Алексей Николаевич бережно расправил спутавшиеся седые пряди цефалоцереуса.
— Ну а дальше все понятно. На биофак не поступил — куда там после нашей дыры! Друзей не приобрел, семьей не обзавелся. Всю жизнь так и простоял на запасных путях. Пытался, конечно, выбраться… Даже в сплав по горной реке ходил дважды — помнишь, я тебе рассказывал? С женитьбой одно время затевался серьезно, пока не понял, что это ничего не изменит. Нельзя другим человеком дыры в себе затыкать. Только хуже выходит. Все равно один да один. Просвистела жизнь мимо, пролетела на всех парах. Если бы я не потерял тогда этот мяч! — вырвалось у Арцыбашева с отчаянной силой. — И ведь вроде смирился уже! А как посмотришь в парке на какого-нибудь плешивого хрыча вроде меня, который вот с таким малюсеньким карапузом гуляет и нос его сопливый вытирает…
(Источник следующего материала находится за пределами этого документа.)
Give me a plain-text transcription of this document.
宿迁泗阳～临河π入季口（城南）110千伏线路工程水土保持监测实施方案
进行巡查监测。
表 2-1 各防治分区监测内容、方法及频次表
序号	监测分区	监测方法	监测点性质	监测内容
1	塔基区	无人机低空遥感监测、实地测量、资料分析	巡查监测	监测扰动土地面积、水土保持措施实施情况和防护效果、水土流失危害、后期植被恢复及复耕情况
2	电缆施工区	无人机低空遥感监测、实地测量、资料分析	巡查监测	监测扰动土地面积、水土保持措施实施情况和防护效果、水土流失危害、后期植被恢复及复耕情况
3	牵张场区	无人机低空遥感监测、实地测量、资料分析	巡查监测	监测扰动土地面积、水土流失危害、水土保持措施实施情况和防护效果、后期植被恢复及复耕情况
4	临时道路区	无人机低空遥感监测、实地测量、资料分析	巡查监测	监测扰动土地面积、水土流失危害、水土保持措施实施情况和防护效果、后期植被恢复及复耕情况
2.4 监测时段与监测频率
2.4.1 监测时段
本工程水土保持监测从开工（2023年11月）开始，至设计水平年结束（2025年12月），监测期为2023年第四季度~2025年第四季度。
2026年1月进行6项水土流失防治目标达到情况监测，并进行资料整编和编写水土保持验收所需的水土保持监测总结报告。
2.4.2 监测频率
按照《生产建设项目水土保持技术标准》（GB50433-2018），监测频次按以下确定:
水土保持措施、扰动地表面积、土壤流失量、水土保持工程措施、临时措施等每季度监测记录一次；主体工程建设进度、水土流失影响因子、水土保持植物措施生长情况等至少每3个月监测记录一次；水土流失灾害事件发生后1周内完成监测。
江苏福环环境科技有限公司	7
Он замолчал. Молчал и цефалоцереус.
— Такое счастье, что я тебя встретил, — неловко сказал наконец Алексей Николаевич. — Ты не представляешь, каково это все…
Он махнул рукой и отвернулся.
В санаторий Арцыбашева отправила его врачиха. Боевая тетка, равно ненавидевшая больных и здоровых, в глубине души не выносила Алексея Николаевича чуть меньше, чем прочих пациентов.
— Три недели! — рявкнула она, изучив его анализы. — От сих до сих! — дважды рубанула ребром ладони по столу, обозначив отрезок. — Или желаете в больницу загреметь со своей язвой?
Арцыбашев заикнулся, что длинный отпуск ему никто не даст, начальство не позволит…
— Неча меня вашим начальством пугать! Я пуганая! Лечиться, лечиться и еще раз лечиться, как завещал великий — кто?…
— Авиценна? — робко шепнул Арцыбашев.
— Никто не завещал! — злобно отрезала тетка. — Потому и мрут все на десяток лет раньше положенного!
К удивлению Арцыбашева, отпуск ему подписали, едва только узнали о причине.
— Лечитесь, Алексей Николаевич, лечитесь, — тепло напутствовало начальство. — Язва — вещь такая… С ней шутки плохи.
Вечером Арцыбашев в тревоге расхаживал по квартире.
— А я не хочу оставлять тебя одного на три недели! Считай, что я параноик! А если воры? Да мало ли что может случиться… Окно выбьют хулиганы!
Он представил, как возвращается домой и находит Сигизмунда по макушку в жестком февральском снегу, нанесенным через разбитое окно.
— Нет-нет, и не уговаривай! Один ты не останешься.